Jennifer Richards comes to town, and it is revealed that Amanda Wexler was Alan and Jennifer's illegitimate daughter, a secret Amanda's adoptive mother, Lucille, is desperate to keep. It comes out when Jennifer goes on trial for Lucille's murder.

Alan's affair with Rita may have resulted in a child as it is suggested that Rita is pregnant when she leaves town. Alan is blackmailed by several people who threaten to reveal that Phillip was adopted; his biological parents are Justin Marler and Jackie Marler, maiden name Scott, who later marries Alan. (Eventually the truth is revealed, that Alan and Elizabeth's son was stillborn, and that Alan, who did not believe that Elizabeth could handle the trauma, arranges to replace the deceased baby with another while Elizabeth was under anesthesia during the C-section delivery.
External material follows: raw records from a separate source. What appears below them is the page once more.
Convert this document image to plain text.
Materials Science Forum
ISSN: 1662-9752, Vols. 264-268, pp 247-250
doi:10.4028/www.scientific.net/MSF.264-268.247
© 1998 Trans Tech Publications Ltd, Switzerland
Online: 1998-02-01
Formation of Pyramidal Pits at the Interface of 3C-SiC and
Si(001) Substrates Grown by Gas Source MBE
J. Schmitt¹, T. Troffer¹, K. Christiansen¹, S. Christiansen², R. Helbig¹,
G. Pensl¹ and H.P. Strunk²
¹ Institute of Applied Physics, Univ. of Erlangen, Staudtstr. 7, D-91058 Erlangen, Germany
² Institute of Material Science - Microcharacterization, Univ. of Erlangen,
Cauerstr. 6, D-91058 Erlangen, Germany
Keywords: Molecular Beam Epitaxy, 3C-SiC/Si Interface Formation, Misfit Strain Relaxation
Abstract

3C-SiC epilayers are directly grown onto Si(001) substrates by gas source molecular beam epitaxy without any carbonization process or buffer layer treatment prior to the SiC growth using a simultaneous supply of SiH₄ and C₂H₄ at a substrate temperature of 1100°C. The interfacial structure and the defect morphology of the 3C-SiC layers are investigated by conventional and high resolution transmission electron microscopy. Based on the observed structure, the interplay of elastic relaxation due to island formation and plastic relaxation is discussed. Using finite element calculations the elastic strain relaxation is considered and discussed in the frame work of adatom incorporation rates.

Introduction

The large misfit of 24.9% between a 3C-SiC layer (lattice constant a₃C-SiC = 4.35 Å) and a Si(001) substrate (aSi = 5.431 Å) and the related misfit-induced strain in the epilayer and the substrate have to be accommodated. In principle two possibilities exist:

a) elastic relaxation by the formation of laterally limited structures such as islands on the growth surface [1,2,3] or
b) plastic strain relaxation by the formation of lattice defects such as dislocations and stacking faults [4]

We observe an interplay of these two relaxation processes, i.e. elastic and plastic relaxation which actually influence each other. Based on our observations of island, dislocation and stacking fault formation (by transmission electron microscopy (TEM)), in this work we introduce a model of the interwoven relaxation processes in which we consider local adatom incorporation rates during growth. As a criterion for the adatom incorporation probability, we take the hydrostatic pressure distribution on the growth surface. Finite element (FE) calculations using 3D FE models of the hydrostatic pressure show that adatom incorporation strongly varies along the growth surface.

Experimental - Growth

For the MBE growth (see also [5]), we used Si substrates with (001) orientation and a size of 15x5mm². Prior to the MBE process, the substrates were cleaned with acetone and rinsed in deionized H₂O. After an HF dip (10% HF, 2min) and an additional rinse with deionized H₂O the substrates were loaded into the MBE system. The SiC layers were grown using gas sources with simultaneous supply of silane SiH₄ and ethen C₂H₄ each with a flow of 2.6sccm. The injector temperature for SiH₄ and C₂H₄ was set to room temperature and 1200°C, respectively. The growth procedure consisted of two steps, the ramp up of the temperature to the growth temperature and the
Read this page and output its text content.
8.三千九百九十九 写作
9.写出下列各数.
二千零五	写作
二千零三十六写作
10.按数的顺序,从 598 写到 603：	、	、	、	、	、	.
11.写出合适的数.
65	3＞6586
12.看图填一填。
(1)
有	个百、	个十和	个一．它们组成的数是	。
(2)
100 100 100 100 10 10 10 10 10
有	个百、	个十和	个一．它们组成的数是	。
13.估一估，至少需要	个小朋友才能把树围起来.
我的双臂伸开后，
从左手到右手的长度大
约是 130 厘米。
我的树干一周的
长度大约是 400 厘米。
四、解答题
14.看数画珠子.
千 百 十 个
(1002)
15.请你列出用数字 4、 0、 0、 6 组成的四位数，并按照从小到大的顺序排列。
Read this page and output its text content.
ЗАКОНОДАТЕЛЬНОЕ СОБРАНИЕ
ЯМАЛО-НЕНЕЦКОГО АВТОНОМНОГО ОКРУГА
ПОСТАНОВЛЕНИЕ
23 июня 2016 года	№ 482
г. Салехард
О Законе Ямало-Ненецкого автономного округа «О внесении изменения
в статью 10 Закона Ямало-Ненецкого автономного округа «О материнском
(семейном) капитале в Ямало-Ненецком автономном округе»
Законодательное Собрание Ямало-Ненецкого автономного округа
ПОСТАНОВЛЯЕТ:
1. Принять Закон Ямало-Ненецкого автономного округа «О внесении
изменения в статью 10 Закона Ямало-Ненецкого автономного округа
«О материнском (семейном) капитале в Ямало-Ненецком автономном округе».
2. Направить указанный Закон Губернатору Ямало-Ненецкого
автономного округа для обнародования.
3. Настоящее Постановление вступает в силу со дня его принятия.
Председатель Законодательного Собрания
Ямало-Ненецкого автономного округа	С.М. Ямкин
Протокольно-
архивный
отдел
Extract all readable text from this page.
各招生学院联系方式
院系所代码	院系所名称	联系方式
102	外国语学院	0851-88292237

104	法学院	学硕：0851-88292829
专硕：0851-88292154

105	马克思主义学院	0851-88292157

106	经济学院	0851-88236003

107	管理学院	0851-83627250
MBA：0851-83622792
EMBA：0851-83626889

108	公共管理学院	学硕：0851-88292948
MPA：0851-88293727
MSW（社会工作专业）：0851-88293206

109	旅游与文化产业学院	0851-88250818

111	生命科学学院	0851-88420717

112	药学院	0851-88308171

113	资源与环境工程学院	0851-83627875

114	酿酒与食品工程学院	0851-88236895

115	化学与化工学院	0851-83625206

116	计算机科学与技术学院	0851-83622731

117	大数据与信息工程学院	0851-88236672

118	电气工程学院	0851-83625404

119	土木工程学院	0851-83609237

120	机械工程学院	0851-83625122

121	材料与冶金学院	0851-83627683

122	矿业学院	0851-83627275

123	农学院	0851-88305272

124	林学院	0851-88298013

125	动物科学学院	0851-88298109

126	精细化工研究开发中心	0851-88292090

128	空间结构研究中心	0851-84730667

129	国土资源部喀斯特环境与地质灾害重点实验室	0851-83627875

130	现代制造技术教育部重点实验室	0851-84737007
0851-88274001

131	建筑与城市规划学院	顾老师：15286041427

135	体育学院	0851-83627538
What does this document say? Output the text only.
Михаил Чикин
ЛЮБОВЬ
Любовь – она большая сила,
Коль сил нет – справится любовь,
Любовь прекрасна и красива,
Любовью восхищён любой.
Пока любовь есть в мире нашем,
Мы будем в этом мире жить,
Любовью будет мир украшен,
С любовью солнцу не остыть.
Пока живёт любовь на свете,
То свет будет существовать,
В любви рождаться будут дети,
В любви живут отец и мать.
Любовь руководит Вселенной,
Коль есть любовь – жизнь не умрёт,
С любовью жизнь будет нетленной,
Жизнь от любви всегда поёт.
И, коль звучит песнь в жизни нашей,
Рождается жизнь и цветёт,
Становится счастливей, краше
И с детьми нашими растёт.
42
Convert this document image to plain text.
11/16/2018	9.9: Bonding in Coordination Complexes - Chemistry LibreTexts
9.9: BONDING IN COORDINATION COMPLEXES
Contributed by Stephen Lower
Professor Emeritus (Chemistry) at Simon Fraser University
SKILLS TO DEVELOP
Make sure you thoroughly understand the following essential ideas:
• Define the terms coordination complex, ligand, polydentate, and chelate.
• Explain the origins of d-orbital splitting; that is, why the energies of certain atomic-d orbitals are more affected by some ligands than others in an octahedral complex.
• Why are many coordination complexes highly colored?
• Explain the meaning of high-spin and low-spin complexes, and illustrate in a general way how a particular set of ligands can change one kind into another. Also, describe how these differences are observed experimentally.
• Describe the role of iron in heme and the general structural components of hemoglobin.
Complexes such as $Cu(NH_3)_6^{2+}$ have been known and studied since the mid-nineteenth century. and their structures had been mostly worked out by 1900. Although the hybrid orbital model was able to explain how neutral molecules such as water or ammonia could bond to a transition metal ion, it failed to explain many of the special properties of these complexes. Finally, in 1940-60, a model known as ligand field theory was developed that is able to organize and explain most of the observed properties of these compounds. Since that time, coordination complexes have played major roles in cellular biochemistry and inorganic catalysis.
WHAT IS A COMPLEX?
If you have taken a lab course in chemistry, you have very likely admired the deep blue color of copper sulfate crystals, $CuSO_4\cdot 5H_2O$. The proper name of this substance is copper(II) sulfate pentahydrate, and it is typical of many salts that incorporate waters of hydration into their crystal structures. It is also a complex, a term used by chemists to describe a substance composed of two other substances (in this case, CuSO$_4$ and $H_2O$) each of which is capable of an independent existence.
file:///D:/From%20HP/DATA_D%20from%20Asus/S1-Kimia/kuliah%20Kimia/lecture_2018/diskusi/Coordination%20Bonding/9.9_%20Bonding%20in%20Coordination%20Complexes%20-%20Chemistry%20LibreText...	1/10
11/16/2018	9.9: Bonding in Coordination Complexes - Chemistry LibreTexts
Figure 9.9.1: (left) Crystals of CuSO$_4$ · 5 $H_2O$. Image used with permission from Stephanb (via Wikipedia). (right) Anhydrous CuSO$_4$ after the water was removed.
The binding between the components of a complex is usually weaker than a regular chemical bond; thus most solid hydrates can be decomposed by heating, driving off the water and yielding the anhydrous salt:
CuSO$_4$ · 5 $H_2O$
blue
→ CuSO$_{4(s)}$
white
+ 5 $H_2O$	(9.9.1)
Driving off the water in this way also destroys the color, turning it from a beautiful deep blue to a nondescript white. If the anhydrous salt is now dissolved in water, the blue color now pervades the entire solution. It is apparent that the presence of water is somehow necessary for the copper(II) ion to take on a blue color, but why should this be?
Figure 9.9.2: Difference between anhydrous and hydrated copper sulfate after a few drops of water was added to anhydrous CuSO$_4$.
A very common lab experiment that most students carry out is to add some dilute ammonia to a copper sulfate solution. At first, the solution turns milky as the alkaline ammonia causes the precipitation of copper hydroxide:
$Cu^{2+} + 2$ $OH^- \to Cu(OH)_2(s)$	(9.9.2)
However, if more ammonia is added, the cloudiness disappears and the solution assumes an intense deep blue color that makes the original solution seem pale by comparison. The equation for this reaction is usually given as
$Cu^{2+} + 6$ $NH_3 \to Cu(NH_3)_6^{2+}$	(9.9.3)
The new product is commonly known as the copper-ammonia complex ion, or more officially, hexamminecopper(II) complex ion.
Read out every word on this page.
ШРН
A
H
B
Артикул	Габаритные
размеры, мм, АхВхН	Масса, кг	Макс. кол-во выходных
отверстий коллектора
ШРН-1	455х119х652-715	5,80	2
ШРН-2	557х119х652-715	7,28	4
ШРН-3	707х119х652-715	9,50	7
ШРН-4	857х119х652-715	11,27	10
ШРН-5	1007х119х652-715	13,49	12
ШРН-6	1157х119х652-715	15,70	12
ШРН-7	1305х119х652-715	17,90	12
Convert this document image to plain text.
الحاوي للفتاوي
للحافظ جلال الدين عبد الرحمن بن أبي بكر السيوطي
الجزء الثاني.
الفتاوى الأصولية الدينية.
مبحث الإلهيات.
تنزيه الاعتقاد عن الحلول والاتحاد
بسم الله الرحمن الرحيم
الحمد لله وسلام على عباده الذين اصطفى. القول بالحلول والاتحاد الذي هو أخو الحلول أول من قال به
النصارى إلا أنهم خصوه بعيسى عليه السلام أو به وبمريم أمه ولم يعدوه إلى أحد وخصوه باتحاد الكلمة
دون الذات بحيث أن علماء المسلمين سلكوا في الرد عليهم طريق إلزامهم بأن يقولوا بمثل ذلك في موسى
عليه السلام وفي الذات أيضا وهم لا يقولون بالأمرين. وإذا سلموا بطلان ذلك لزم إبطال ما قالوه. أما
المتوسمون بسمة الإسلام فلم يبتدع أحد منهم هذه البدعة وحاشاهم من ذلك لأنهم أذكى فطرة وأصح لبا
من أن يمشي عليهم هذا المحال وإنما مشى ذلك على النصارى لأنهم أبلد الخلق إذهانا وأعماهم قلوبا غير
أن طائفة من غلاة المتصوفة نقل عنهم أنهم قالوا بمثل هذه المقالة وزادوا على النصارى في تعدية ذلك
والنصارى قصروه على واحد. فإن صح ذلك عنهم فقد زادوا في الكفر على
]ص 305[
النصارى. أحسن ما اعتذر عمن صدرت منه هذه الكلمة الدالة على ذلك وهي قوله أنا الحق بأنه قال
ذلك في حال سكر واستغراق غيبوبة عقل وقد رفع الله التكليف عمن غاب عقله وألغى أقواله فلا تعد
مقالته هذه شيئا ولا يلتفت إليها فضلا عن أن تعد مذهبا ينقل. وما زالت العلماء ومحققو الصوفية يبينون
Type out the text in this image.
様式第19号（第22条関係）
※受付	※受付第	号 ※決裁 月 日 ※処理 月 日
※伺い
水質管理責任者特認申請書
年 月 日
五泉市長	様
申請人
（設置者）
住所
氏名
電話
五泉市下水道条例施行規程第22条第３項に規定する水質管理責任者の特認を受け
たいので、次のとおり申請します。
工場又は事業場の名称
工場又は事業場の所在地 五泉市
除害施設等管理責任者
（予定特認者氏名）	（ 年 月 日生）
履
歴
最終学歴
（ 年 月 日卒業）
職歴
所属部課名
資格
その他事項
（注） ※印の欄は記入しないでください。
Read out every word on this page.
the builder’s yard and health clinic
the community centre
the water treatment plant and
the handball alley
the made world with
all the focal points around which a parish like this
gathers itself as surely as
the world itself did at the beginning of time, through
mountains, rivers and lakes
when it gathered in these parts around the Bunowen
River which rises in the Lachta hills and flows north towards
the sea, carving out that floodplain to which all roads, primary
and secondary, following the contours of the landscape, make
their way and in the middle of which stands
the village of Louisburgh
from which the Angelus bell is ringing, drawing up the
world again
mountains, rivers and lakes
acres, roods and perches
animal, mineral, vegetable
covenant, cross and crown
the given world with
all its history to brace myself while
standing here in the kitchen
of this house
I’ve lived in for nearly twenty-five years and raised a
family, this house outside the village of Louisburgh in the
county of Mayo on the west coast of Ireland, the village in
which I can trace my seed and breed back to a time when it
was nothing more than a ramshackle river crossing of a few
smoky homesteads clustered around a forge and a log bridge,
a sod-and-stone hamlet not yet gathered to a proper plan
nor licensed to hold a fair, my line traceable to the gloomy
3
The revelations cause Elizabeth to leave Springfield for good, and alienate Phillip from Alan for a time.)

Under duress, he helps Roger Thorpe escape from Springfield although crooked dealings between the two make them lifelong enemies. Alan is a major suspects in Diane Ballard's murder and goes on the run, even though he was innocent. Alan is instrumental in bringing Reva Shayne to town to help him break up Billy Lewis and Vanessa Chamberlain, the latter of whom Alan wants to marry.

Alan was very close to his sister Alexandra growing up, and planned a masked ball in her honor when she comes to town. She initially seeks revenge for his part in their father, Brandon, taking away her illegitimate son, and blackmails him into giving her control of Spaulding when she learns of his dealings with Beth Raines' adoptive father, Bradley. Alan disappears in the jungle during the "Dreaming Death" scare that takes the lives of several Springfield residents.

Two years later, Alan turns up alive, having plotted with India Von Halkein and her father to take over Spaulding. Alexandra and Alan battle but eventually come to an understanding. Alan and Vanessa once again become involved and are briefly engaged, but his fascination with Reva leads to Vanessa leaving town and ending their relationship for good.

Alan learns that new Spaulding employee Blake Lindsey is really Christina Thorpe, Roger's daughter. In the middle of Blake and Philip's wedding, the truth about Roger is revealed, and Alan accidentally shoots Philip while aiming at Roger. He is sent to prison, periodically appearing as he reveals to Philip the secret that Beth Raines, his long-time love, had not drowned, but is still alive, and living with amnesia.

Alan is released early due to good behavior. He shows up in Springfield but remains in hiding while returning to prison on occasion to fool his family into thinking he is still incarcerated. Alan attempts to recover his power at Spaulding.

Aiding Alan in his schemes is Roger Thorpe, whom he promises a future at Spaulding if he can cajole Alexandra into returning Alan's stocks. Alan pretends to be dying in order to gain sympathy. Alexandra relents into returning his shares but is livid when she learns the truth. She eventually forgives him, and they agree to co-chair the company while giving the now adult Alan Michael the C.E.O. position.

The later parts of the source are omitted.